Saturday, June 27, 2009

An Alphabet for Gourmets (1949)

It is with great regret that I confess total ignorance of M.F.K. Fisher (1908 - 1992) and her body of work up until today. She was not so much a "food writer" as a writer who thought a lot about food through essays and short stories. She published over twenty books and two volumes of journals and letters written in her unique style that led many readers to believe for a while that she was a man.

Fisher even produced a translation of Jean-Anthelme Brillat-Savarin's "The Physiology of Taste" in 1949. I've been reading the 1970 translation by Anne Drayton, which is perfectly competent but I wonder now what Fisher's interpretation must be like.

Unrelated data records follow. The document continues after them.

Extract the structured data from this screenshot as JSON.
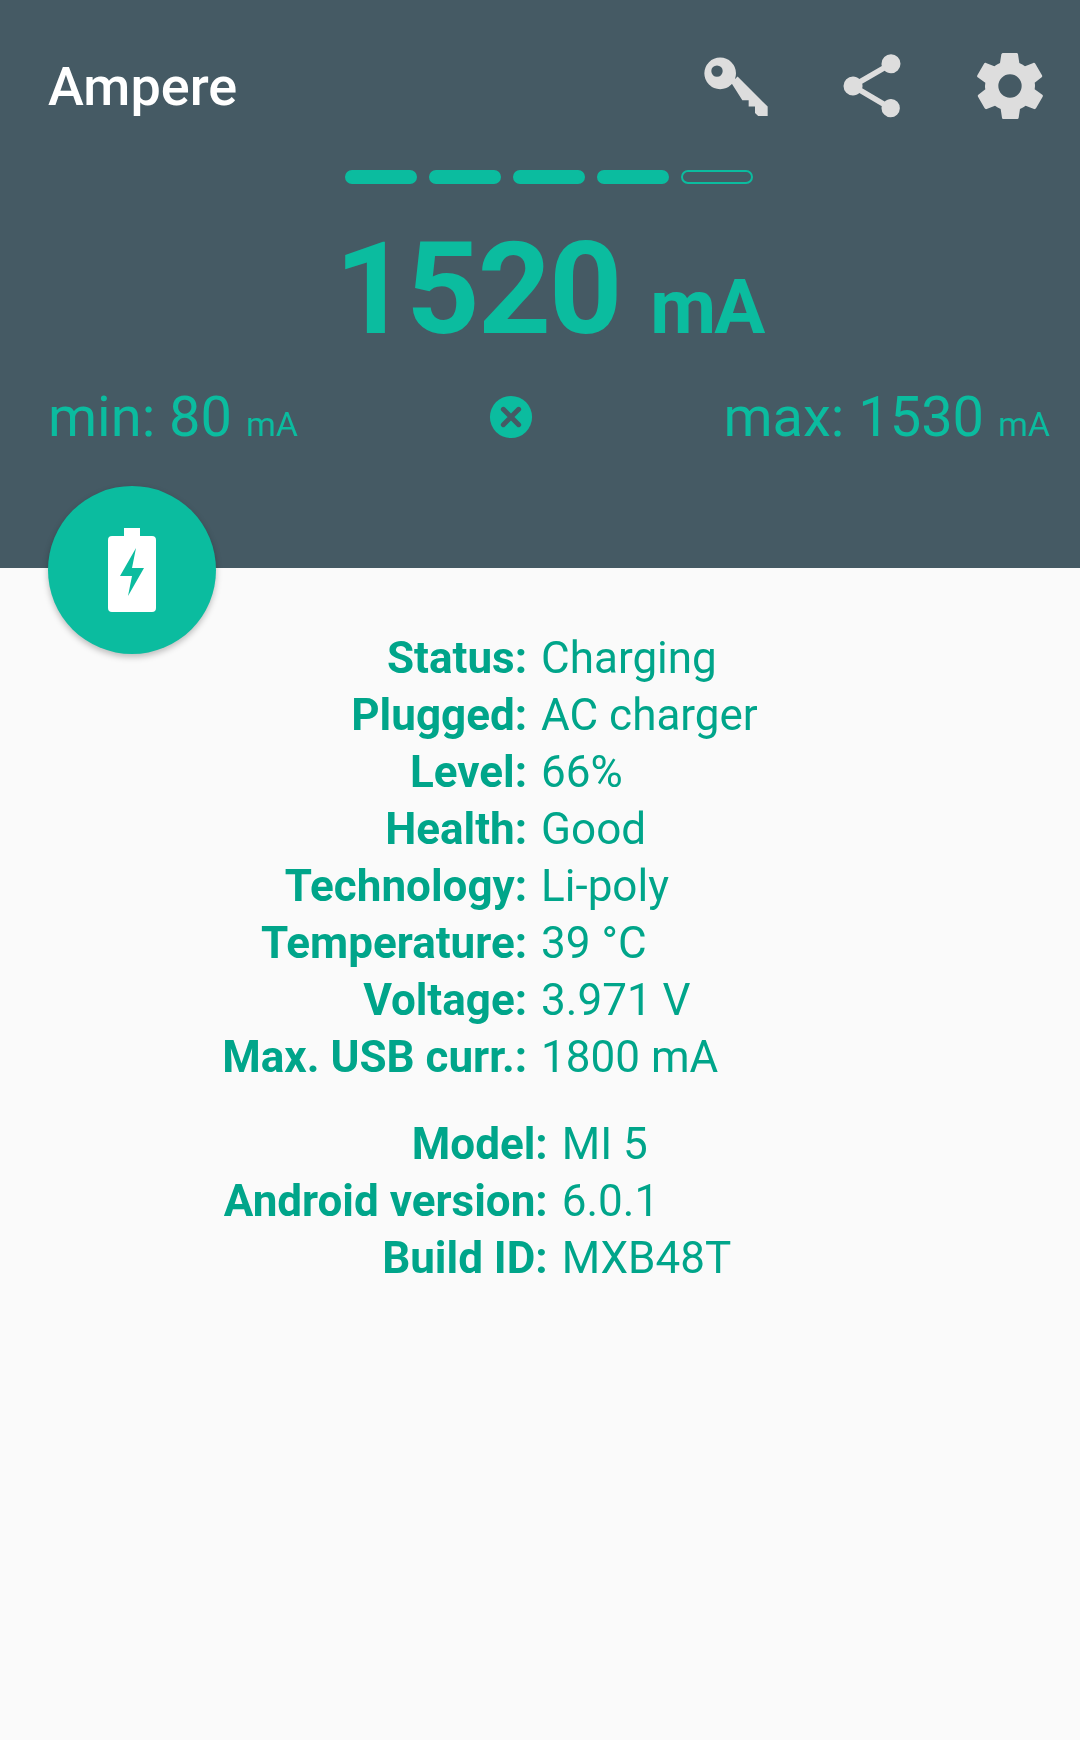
{
  "app_bar": {
    "title": "Ampere"
  },
  "meter": {
    "segments": [
      {
        "filled": true
      },
      {
        "filled": true
      },
      {
        "filled": true
      },
      {
        "filled": true
      },
      {
        "filled": false
      }
    ],
    "current": "1520",
    "current_unit": "mA",
    "min_label": "min:",
    "min_value": "80",
    "min_unit": "mA",
    "max_label": "max:",
    "max_value": "1530",
    "max_unit": "mA"
  },
  "battery_info": [
    {
      "label": "Status:",
      "value": "Charging"
    },
    {
      "label": "Plugged:",
      "value": "AC charger"
    },
    {
      "label": "Level:",
      "value": "66%"
    },
    {
      "label": "Health:",
      "value": "Good"
    },
    {
      "label": "Technology:",
      "value": "Li-poly"
    },
    {
      "label": "Temperature:",
      "value": "39 °C"
    },
    {
      "label": "Voltage:",
      "value": "3.971 V"
    },
    {
      "label": "Max. USB curr.:",
      "value": "1800 mA"
    }
  ],
  "device_info": [
    {
      "label": "Model:",
      "value": "MI 5"
    },
    {
      "label": "Android version:",
      "value": "6.0.1"
    },
    {
      "label": "Build ID:",
      "value": "MXB48T"
    }
  ]
}
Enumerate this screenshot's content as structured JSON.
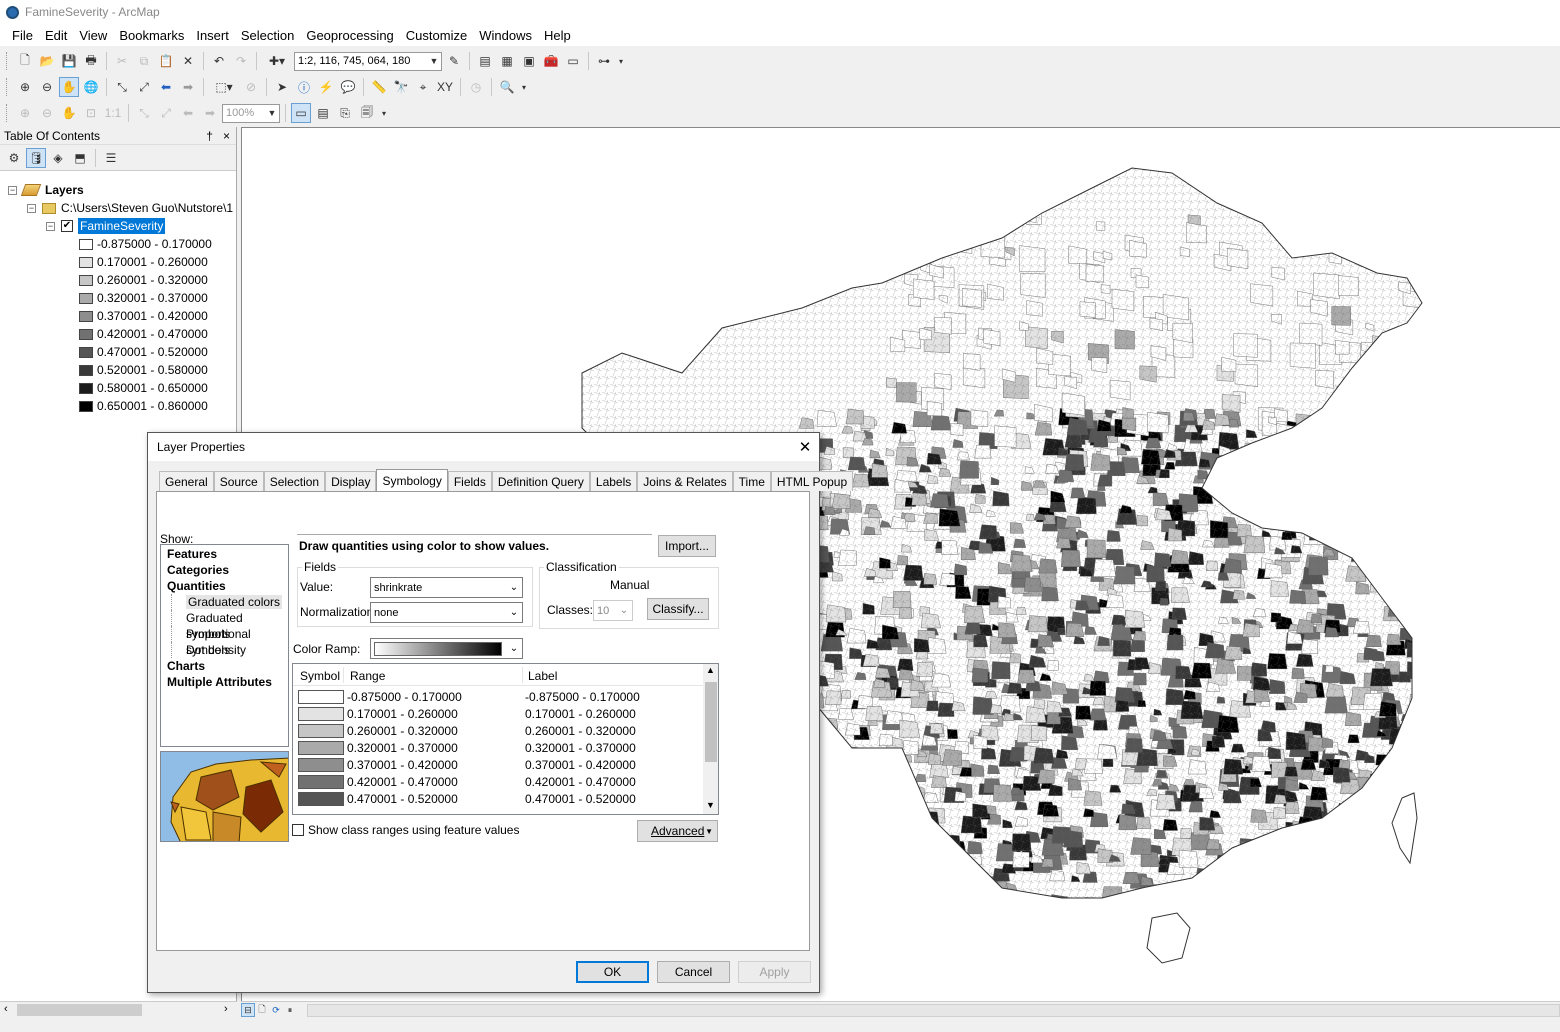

Gourmet magazine has republished a series of her essays online called "An Alphabet for Gourmets" -- a collection later printed as a book.

By chance, I stumbled upon her "S is for Sad..." segment. If you want to know what my book is about, I encourage you to read Fisher's take on the inextricable link between death, food and appetite.

"...underneath the anguish of death and pain and ugliness, hunger and unquenchable life are facts, shining, peaceful. It is as if our bodies, wiser than we who wear them, call out for encouragement and strength and, in spite of us and of the patterns of proper behavior we have learned, compel us to answer, and to eat."